Arquétipos e mitos da psicologia social figueirense
Um ensaio de António Tavares, publicado na revista Litorais nº7, em novembro de 2007
O MAR FESTIVO
A Figueira da Foz é sinónimo de praia. Ainda hoje. Não porque seja uma referência dos nossos dias como estância balnear, mas porque a praia foi a melhor e a mais forte das suas imagens de marca. Não interessa aduzir aqui das razões que levaram à decadência da Figueira e Buarcos como destino de férias de Verão, mas atentar na importância que teve o nascimento e o apogeu da praia na conformação do carácter das gentes.
Na Figueira da Foz, a praia começou a ganhar importância com as acessibilidades ferroviária e rodoviária. A abertura da linha da Beira Alta e da linha do Oeste (1882 e 1888, respectivamente) e a ligação à linha do Norte (1889) vieram permitir uma ligação fácil ao interior beirão e a Espanha, bem como a toda a região do Oeste e à capital. O mesmo sucedeu com a acessibilidade rodoviária, nomeadamente as estradas de ligação a Coimbra (1871) e e Leiria (1875) (8).

O Bairro Novo de Santa Catarina teve o lançamento da primeira pedra em 1869 e constituiu o rasgar da frente atlântica da cidade. Com ele, a cidade voltou-se definitivamente para o mar, mas foi também nesta altura que a parte velha da urbe se consolidou na sua relação com o rio – referimo-nos ao aterro das praias/praças. Surgiram as primeiras unidades hoteleiras e as agremiações de convívio, lazer e jogo.
A partir daqui, a Figueira da Foz vergar-se-ia ao esplendor da praia e ao glamour que lhe estava associado. Não vale a pena descrever essa ambiência já saturadamente exposta, esse “décor” chic, pequeno-burguês, às vezes com laivos de pretensão intelectual. A Figueira passa a ser isso, embora esta situação apenas corresponda a uma parte do ano: o período de vereneio. Cedo, o figueirense percebeu que a economia do turismo poderia ser uma forma de sustento para o ano todo, mas ainda que do ponto de vista material fosse difícil esticar o Verão, no espírito era possível – bastava hibernar o resto do ano. Certo é que, o figueirense, inicialmente à perda estival e procurou manter acesa alguma da sua ambiência própria – teatros, casinos, associações de convívio e recreio procuravam saciar a “fome de Verão” que se instalava no final deste. “Havia, sobretudo, os retiros de comes-e-bebes que davam ao Outono – ventoso e agreste – a ilusão de ainda ser Estio“, refere Luís Cajão (9) e adianta, “Cidade estroina, a minha (…) a respirar na «época morta» balões de oxigénio estivais, cada um deles mais festivo e estimulante que o anterior”. Esta boémia, confessa Luís Cajão, era uma forma de “prolongar um Verão eufórico e transitoriamente cosmopolita“.

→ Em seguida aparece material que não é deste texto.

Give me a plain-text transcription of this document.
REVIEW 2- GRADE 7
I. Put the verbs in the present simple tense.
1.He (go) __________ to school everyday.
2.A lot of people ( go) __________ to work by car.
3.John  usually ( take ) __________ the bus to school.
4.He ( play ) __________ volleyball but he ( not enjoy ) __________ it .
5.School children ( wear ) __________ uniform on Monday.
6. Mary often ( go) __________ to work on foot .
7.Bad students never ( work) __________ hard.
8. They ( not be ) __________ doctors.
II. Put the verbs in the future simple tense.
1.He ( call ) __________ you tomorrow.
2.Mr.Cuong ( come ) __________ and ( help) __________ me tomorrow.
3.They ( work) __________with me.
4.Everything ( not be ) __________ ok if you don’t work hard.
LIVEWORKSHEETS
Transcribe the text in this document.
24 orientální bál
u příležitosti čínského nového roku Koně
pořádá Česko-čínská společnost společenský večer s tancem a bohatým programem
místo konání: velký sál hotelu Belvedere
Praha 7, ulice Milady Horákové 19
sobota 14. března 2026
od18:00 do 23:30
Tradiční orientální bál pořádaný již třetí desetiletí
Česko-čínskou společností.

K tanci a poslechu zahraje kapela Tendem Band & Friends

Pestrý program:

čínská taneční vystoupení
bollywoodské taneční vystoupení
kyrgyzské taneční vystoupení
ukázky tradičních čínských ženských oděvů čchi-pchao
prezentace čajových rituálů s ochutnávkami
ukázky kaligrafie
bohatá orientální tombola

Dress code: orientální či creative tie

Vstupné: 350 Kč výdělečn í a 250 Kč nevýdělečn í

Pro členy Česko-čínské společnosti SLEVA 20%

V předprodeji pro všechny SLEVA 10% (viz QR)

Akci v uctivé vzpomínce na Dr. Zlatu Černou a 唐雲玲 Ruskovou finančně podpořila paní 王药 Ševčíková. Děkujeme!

Aos poucos, no entanto, a situação mostrou-se impossível de sustentar e o figueirense passou a viver sempre num estado de insatisfação permanente, de falta, de apetite latente que não encontra o que mastigar. Ainda hoje é assim, mas no passado este rush era muito mais acentuado. Esta “fome de Verão” confere ao figueirense um carácter bipolar: esfusiante, quando a cidade é invadida pelos banhistas e melancólico e triste, quando se instala a pacatez do Outono. Vemo-lo nos nossos dias e percebemos como a situação deve, de início, ter sido devastadamente desoladora; ainda hoje, o final da praia coincide com o período em que fecham as esplanadas, os bares e os restaurantes, desaparece o tráfego febril, os estabelecimentos comerciais esvaziam-se e os apartamentos de segunda habitação correm as persianas, que vão ganhando pó e escurecendo, companheiras pesadas e tristes do estado psicológico que assalta as gentes. Sinal particular da “fome de Verão” é a contagem incessante (por estimativa, ou “a olho”) do número de visitantes. No início e no final da época as conversas rondavam à volta deste tema, num arrepio constante de se poder contabilizar neste afluxo um número inferior ao do período anterior. Se o afluxo é baixo, a melancolia instala-se mais cedo e o figueirense torna-se neurótico e saudoso.

[continua]
(8) Acrescem outros factores, como o enriquecimento da classe burguesa, e mais tarde, a melhoria generalizada do nível de vida e o direito a férias que hão-de levar à massificação (democratização) da praia como factor de lazer.
(9) As Torrentes da Memória, Palas Editores, Lisboa, 1979.